The Importance of Theming

Ease of theming is critical for Edu sites. Every department and group wants its own theme and every new site needs a new theme, with variations on the institutional look and feel. There also seems to be a constant need for tweaks to themes for old sites so they can evolve and modernize. On top of that, there is typically limited funding available for all this - but there is a talented pool of HTML/CSS savvy students to draw on.
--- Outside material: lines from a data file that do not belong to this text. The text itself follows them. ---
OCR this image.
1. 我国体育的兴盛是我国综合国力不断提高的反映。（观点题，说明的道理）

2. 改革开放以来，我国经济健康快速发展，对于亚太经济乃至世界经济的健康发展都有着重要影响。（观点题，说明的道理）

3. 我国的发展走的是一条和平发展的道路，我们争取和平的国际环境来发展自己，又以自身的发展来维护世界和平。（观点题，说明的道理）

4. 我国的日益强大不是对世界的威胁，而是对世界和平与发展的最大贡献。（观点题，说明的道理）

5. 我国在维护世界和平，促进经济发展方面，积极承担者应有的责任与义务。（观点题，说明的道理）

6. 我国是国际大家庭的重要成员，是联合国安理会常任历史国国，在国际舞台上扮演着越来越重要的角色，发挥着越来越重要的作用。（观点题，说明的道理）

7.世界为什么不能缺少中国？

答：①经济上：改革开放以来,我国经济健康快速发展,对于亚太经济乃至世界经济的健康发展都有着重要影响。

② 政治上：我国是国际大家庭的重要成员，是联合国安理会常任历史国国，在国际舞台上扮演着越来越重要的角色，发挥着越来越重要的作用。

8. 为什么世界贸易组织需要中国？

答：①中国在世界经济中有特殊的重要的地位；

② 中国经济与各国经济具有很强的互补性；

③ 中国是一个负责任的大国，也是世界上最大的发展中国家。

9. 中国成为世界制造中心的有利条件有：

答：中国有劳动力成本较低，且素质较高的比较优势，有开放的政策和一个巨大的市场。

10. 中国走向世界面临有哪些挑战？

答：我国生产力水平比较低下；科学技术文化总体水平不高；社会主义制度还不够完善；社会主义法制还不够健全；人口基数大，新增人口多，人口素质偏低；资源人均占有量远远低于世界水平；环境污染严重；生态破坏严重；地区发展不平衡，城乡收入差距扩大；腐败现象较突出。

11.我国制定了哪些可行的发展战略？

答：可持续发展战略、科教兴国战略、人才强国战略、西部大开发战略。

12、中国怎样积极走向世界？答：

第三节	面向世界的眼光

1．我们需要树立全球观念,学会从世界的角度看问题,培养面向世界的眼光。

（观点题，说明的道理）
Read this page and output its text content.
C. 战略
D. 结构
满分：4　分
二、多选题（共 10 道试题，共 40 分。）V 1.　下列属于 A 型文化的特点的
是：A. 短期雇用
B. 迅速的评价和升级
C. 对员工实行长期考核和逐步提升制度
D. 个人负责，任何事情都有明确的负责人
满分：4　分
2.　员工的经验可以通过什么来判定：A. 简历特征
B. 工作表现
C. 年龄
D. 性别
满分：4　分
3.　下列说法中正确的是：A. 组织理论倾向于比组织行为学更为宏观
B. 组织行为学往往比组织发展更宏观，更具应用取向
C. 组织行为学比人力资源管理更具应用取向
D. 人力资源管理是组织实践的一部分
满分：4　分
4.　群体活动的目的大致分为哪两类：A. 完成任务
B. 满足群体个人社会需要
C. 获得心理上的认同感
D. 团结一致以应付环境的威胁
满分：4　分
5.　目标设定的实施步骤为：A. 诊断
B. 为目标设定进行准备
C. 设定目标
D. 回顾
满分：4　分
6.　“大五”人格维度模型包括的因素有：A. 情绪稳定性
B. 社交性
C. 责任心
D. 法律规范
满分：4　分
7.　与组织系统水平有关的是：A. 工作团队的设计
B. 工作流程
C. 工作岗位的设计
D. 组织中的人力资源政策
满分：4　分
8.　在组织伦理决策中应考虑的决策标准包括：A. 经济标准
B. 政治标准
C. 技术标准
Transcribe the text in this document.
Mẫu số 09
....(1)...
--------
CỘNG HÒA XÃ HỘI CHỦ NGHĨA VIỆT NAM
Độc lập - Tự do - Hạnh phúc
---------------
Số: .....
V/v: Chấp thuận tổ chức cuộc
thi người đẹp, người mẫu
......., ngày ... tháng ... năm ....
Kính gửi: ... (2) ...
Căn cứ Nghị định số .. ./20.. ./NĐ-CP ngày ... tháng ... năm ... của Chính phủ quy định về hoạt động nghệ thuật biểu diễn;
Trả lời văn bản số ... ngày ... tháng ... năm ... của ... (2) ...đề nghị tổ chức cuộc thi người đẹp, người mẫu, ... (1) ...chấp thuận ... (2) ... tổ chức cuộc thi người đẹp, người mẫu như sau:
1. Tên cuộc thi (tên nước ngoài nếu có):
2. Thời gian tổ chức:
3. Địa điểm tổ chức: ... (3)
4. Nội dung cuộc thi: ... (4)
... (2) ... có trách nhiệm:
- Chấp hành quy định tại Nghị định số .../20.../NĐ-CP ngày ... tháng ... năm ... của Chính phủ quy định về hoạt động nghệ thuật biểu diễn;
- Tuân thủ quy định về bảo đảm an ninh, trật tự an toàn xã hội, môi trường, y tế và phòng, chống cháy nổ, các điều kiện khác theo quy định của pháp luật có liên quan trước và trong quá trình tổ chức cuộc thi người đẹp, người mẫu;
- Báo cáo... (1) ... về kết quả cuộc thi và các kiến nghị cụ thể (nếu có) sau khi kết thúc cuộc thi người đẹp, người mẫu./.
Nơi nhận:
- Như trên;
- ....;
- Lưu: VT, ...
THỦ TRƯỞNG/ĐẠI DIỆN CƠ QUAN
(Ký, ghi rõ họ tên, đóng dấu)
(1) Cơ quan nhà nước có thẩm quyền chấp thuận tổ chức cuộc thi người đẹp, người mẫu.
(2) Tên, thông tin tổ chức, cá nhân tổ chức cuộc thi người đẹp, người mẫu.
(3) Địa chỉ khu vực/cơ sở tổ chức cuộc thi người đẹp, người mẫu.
Thanks in part to UCLA, Plone has a great theming solution to this problem with its integration of the Diazo theming engine - a major Plone initiative that began in 2011. Diazo makes it possible for a designer with no Python programming skills to create a Plone theme that consists of a set of static HTML and CSS files, plus rules that map dynamic Plone content into the HTML. 

Diazo Diagram

The UCLA Story

Diazo theming was added to Plone in version 4.2, but the process of creating a new theme entirely on the filesystem was still challenging in 2012 when UCLA was getting started on a university initiative to adopt Plone. At that time, several Plone core developers wanted to create an easy to use through-the-web theme editing feature based on Diazo. Although these were some of the most brilliant Python developers anywhere, they knew they did not have good UI design skills. The UCLA team saw a call for help on a Plone discussion forum and they decided to get involved. The result was a beautiful collaboration and a beautiful through-the-web theming experience which was released in Plone 4.3. (You can read more about the collaboration in this article.)

What This Means for Edu

An easy to use theme development process is now possible in Plone. Site designers can browse available themes, pick one they like, and upload and install it as a zip file. They can then edit it in a user friendly environment within Plone, applying CSS, HTML, and content mapping changes and testing it as they go. You can view a brief demo of this on YouTube.

That's good for the Edu community, and good for Plone. Thank you UCLA!